Propaganda enganosa

PROPAGANDA ENGANOSA

Eu te peço: não se apaixone por mim. Em geral, eu engano as pessoas, não sou como você imagina. Passo a imagem errada, troco as bolas, visto personagens. Sou conto do vigário, alvo emocional caduco, porto esculhambado. Não sou o que você está pensando, seja uma ideia boa ou ruim.

Não, eu não sou legal, principalmente antes das dez da manhã. Sou páreo duro para a acidez do limão, intragável no quesito “simpatia matinal”. Meu bom dia é quase um muxoxo e só dou quando me distraio de mim. Preciso de um café preto fumegante, um pão de forma sem a bordinha e meu requeijão cremoso. Sem eles, o que raramente tem liga, desanda.
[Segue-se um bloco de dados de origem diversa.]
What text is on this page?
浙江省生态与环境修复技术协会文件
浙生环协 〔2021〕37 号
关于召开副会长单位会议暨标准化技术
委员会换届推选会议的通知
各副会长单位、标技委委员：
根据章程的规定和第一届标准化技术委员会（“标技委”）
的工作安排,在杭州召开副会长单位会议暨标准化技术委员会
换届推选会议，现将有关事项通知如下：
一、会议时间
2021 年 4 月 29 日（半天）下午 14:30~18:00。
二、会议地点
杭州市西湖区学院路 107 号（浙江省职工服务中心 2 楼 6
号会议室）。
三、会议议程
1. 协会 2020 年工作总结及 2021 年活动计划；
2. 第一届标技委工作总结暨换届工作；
Parece, mas não sou cuidadosa. Sou uma estabanada convicta e de carteirinha. Quebro tudo, dou topadas, copos e pratos voam das minhas mãos, arranho mesas polidas, mancho tecidos. Para mim, coisas são coisas e não acredite que vou achar lindo caixas etiquetadas, gavetas com objetos separados por cor e lista de pendências. Sou um furacão desastrado, com coordenação motora equivalente à de uma criança de dois anos.

Está enganado se pensa que eu sou inteligente. Sou apenas curiosa e interessada. Procuro livros indicados em novelas, músicas que escuto no elevador e autoria da obra de arte pendurada na parede do consultório do meu dentista. Descubro e depois de cinco minutos, esqueço. Gosto de skate, Mondrian, Martha Medeiros e um pouco da genialidade de André Piva. Mas não me peça para explicar nada. Não tenho boa memória e minha articulação com palavras ditas é péssima.

Para endossar: detesto futebol e cerveja. Praia, nem pensar. Carro? Só se for para dirigir: peças, rebimbocas das parafusetas, virabrequins não me seduzem. MMA? Talvez, mas não garanto. Não passo recibo, nem dou ataques de ciúmes, de pelanca ou de medo de insetos. Não fuxico celulares, carteiras ou colarinhos. Cada um com seu cada um e não deixe o seu solto.

Desista: eu não sou fã de pompa, glitter e glamour. Detesto restaurantes com milhares de talheres e guardanapo no colo, onde tem de ser falar baixo e se deixar embalar pelo charme de taças tilintando. Sou mais um churrasco na laje, com direito a banho de mangueira e pagode de dez anos atrás. Presentes caros não enchem meus olhos. Momentos inesquecíveis é que preenchem meu coração. Esqueça roupas e sapatos de grife, embebidos em perfumes caros. Meu calcanhar de Aquiles são brechós, ponta de estoque, o famoso vintage. Joias? Nem pensar! Perco anéis e brincos com a mesma facilidade que esqueço as chaves de casa.

Sou desinteressante, desimportante a olho nu, gosto do que ninguém gosta, me atrai o que muita gente repele. Não, querido. Eu só pareço um pacote completo, mas sou um quebra-cabeças defeituoso de fábrica, com várias peças em falta. Não leve gato por lebre, não creia em meus olhos seminipônicos com ascendente em Escorpião.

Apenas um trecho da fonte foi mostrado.